Andrew, however, was discovering that the pleasant surprise sadly does not work in the opposite direction. I think he had been hoping that I would share a few contacts for British equivalents of the kind of people I have always found without too much trouble when I’ve visited Miami; Washington, DC; San Francisco; or New York. It’s possible that he had been concerned I would refuse to open my address book to him, but it seemed not to have occurred to him that I would have no address book to open; that, essentially, the people he was looking for would not exist.
There was no concerted law enforcement effort against Chinese money laundering, I told him, so there was no investigator who could talk to him about it. There have been essentially no prosecutions for him to look into, and there is almost no research into where the money has been going, how it’s been getting there, or indeed how much of it there is.

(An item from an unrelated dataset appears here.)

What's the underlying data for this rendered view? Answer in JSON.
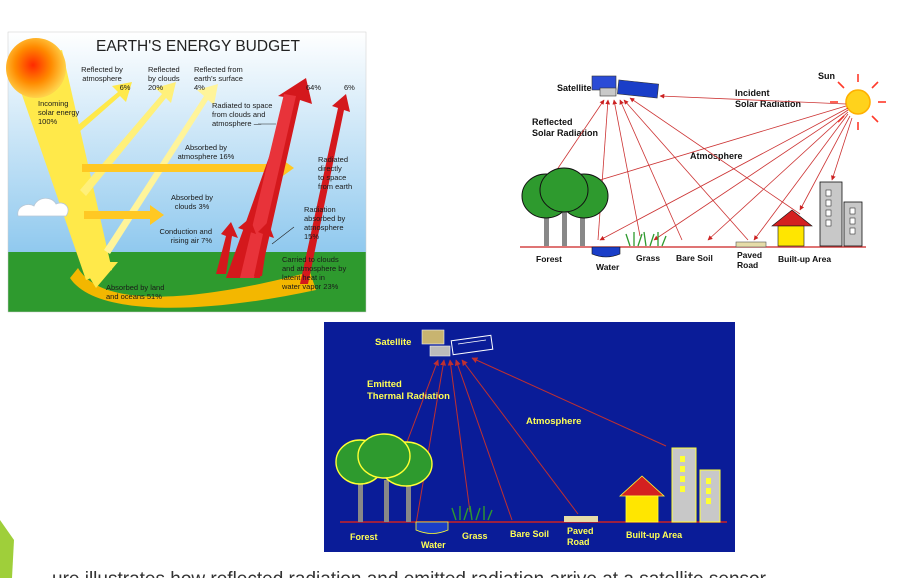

He kept coming at the questions from different angles, as if he thought that he just needed to find the right password to unlock the door hiding Britain’s enforcement mechanism. Where was the equivalent of the Federal Bureau of Investigation’s international corruption squad? Who was doing the work of the kleptocracy team at the Department of Justice? What about Homeland Security Investigations; did Britain have something like them? Were prosecutors building cases in a British version of the Southern District of New York? Was bringing down a big Chinese money-laundering ring the kind of case that would make their careers? Which parliamentary commissions were forensically probing this? Surely, someone was? As he talked, I began to see the situation through his eyes, which gave me a perspective I’d never had before.
The problem was that he could keep trying different passwords until the rocks rotted away, but it wouldn’t help: there was no cave of treasures for him to open. If he wanted to find out how much Chinese money was entering the UK, who was moving it, and what it was buying, he was going to have to start from scratch and do all the work himself. Andrew had come to London expecting to discover how Britain was helping to fight illicit finance, and he was discovering that this was not happening at all. Quite the reverse, in fact.
It is, of course, not just Britain that helps Chinese kleptocrats and criminals to launder money. The shadow financial system used by the Chinese criminals he was investigating is transnational by its nature. It transcends any one jurisdiction and derives its power and its resilience from the fact it does not rely on any one place: if one jurisdiction becomes hostile, money effortlessly relocates to somewhere that isn’t. And it grows all the time as lawyers, accountants, and others persuade politicians to give them access to the kind of fees they can generate by moving money around. You can find it as much in Dubai, Sydney, Lichtenstein, and Curaçao as you can in Switzerland or New York. But you find it most of all in London.